A la izquierda, una vista de la Ermita de Santa Isabel, y, debajo, un aspecto de los trabajos en el adoquinado de la zona
  • A la izquierda, una vista de la Ermita de Santa Isabel, y, debajo, un aspecto de los trabajos en el adoquinado de la zona
  • Arriba y a la izquierda, instalación de los adoquines del barrio de la Ermita, una obra de mejora que debe concluir a fin de mes

En la Ermita de Santa Isabel avanzan las labores de remozamiento y rehabilitación de las calles adoquinadas, una intervención que, de acuerdo con personal del Ayuntamiento, busca rescatar la esencia patrimonial del sitio y mejorar su funcionalidad urbana sin alterar su carácter histórico.

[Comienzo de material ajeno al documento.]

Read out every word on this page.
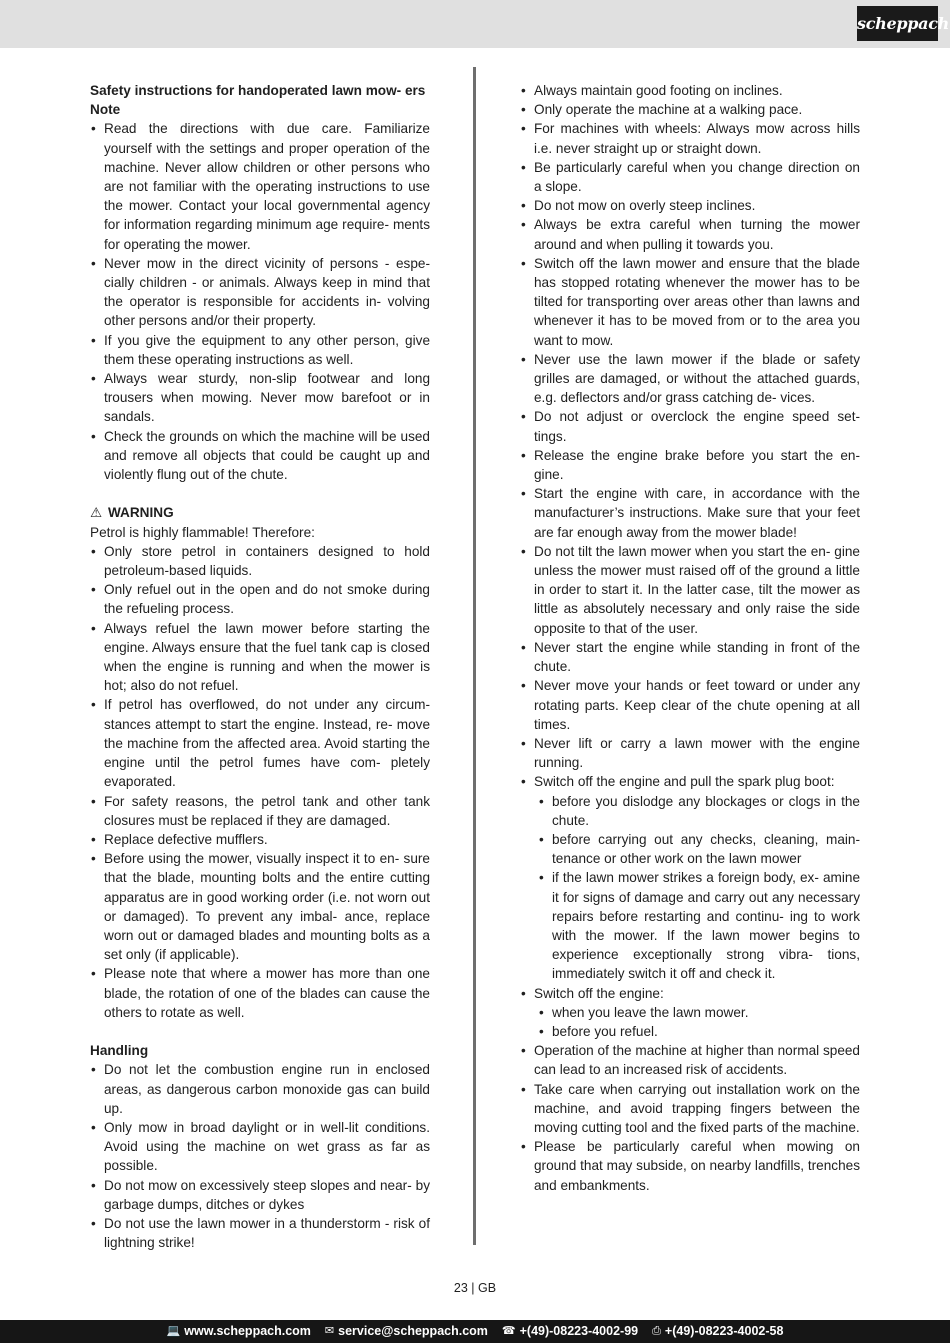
scheppach
Safety instructions for handoperated lawn mow- ers Note
• Read the directions with due care. Familiarize yourself with the settings and proper operation of the machine. Never allow children or other persons who are not familiar with the operating instructions to use the mower. Contact your local governmental agency for information regarding minimum age require- ments for operating the mower.
• Never mow in the direct vicinity of persons - espe- cially children - or animals. Always keep in mind that the operator is responsible for accidents in- volving other persons and/or their property.
• If you give the equipment to any other person, give them these operating instructions as well.
• Always wear sturdy, non-slip footwear and long trousers when mowing. Never mow barefoot or in sandals.
• Check the grounds on which the machine will be used and remove all objects that could be caught up and violently flung out of the chute.

⚠ WARNING

Petrol is highly flammable! Therefore:

• Only store petrol in containers designed to hold petroleum-based liquids.
• Only refuel out in the open and do not smoke during the refueling process.
• Always refuel the lawn mower before starting the engine. Always ensure that the fuel tank cap is closed when the engine is running and when the mower is hot; also do not refuel.
• If petrol has overflowed, do not under any circum- stances attempt to start the engine. Instead, re- move the machine from the affected area. Avoid starting the engine until the petrol fumes have com- pletely evaporated.
• For safety reasons, the petrol tank and other tank closures must be replaced if they are damaged.
• Replace defective mufflers.
• Before using the mower, visually inspect it to en- sure that the blade, mounting bolts and the entire cutting apparatus are in good working order (i.e. not worn out or damaged). To prevent any imbal- ance, replace worn out or damaged blades and mounting bolts as a set only (if applicable).
• Please note that where a mower has more than one blade, the rotation of one of the blades can cause the others to rotate as well.
Handling
• Do not let the combustion engine run in enclosed areas, as dangerous carbon monoxide gas can build up.
• Only mow in broad daylight or in well-lit conditions. Avoid using the machine on wet grass as far as possible.
• Do not mow on excessively steep slopes and near- by garbage dumps, ditches or dykes
• Do not use the lawn mower in a thunderstorm - risk of lightning strike!
• Always maintain good footing on inclines.
• Only operate the machine at a walking pace.
• For machines with wheels: Always mow across hills i.e. never straight up or straight down.
• Be particularly careful when you change direction on a slope.
• Do not mow on overly steep inclines.
• Always be extra careful when turning the mower around and when pulling it towards you.
• Switch off the lawn mower and ensure that the blade has stopped rotating whenever the mower has to be tilted for transporting over areas other than lawns and whenever it has to be moved from or to the area you want to mow.
• Never use the lawn mower if the blade or safety grilles are damaged, or without the attached guards, e.g. deflectors and/or grass catching de- vices.
• Do not adjust or overclock the engine speed set- tings.
• Release the engine brake before you start the en- gine.
• Start the engine with care, in accordance with the manufacturer’s instructions. Make sure that your feet are far enough away from the mower blade!
• Do not tilt the lawn mower when you start the en- gine unless the mower must raised off of the ground a little in order to start it. In the latter case, tilt the mower as little as absolutely necessary and only raise the side opposite to that of the user.
• Never start the engine while standing in front of the chute.
• Never move your hands or feet toward or under any rotating parts. Keep clear of the chute opening at all times.
• Never lift or carry a lawn mower with the engine running.
• Switch off the engine and pull the spark plug boot:
• before you dislodge any blockages or clogs in the chute.
• before carrying out any checks, cleaning, main- tenance or other work on the lawn mower
• if the lawn mower strikes a foreign body, ex- amine it for signs of damage and carry out any necessary repairs before restarting and continu- ing to work with the mower. If the lawn mower begins to experience exceptionally strong vibra- tions, immediately switch it off and check it.
• Switch off the engine:
• when you leave the lawn mower.
• before you refuel.
• Operation of the machine at higher than normal speed can lead to an increased risk of accidents.
• Take care when carrying out installation work on the machine, and avoid trapping fingers between the moving cutting tool and the fixed parts of the machine.
• Please be particularly careful when mowing on ground that may subside, on nearby landfills, trenches and embankments.
23 | GB
💻 www.scheppach.com ✉ service@scheppach.com ☎ +(49)-08223-4002-99 ⎙ +(49)-08223-4002-58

Durante un recorrido por la zona, se pudo observar la intensa actividad que aún se desarrolla en el sitio, trabajadores que preparan la mezcla y ajustan los adoquines con precisión, mientras otros habilitan las coladeras y nivelan los pozos pluviales.

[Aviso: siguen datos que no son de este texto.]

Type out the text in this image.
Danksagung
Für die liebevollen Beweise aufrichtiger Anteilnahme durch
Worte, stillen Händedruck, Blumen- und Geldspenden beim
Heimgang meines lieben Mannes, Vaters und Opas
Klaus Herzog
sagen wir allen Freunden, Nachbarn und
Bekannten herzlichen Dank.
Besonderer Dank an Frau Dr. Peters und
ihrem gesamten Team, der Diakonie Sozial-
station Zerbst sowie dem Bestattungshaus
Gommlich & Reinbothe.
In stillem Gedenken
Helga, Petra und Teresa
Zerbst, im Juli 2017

Entre ellos, arquitectos e ingenieros supervisan los avances, revisando los detalles del adoquinado y las alineaciones de las calles, con el fin de garantizar que la obra mantenga la armonía visual y estructural.

Avanza rehabilitación de la Ermita

De acuerdo con Sergio Chan Lugo, director de Obras Públicas del Ayuntamiento de Mérida, la obra registra ya un avance del 90 %.

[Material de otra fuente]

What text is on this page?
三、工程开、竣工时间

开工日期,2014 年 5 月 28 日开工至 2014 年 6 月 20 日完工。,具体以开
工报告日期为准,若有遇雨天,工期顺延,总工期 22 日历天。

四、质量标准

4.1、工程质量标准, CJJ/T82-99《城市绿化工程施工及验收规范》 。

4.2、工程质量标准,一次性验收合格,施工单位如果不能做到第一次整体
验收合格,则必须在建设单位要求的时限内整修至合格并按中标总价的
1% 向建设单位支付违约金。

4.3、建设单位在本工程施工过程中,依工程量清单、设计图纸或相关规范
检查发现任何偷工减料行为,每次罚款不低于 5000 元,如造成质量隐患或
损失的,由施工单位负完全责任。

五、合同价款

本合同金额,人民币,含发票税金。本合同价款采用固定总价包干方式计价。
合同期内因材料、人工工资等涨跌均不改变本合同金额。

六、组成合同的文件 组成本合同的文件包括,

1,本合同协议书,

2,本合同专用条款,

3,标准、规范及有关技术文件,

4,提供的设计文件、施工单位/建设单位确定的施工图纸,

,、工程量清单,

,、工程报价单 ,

El funcionario explicó que los trabajos se concentran actualmente “en dos esquinas, en la 66 con 77 y en la 79 con 66”, donde se realizan ajustes más elaborados en el nivelado del terreno.

“Estamos haciendo una caja de válvulas para ponerla al nivel del pavimento, para que no esté, en términos coloquiales, ‘saltada’. No resalte con respecto a los adoquines”, detalló.

Además señaló que, fuera de esos puntos, los avances en la reinstalación de las piezas adoquinadas están prácticamente concluidos.

También informó que se han rehabilitado y perforado 18 pozos pluviales, con el fin de mejorar el desalojo del agua de lluvia.

“Es una obra bastante integral y que respeta todo el entorno original para seguir disfrutando de esta zona tan bonita”, destacó.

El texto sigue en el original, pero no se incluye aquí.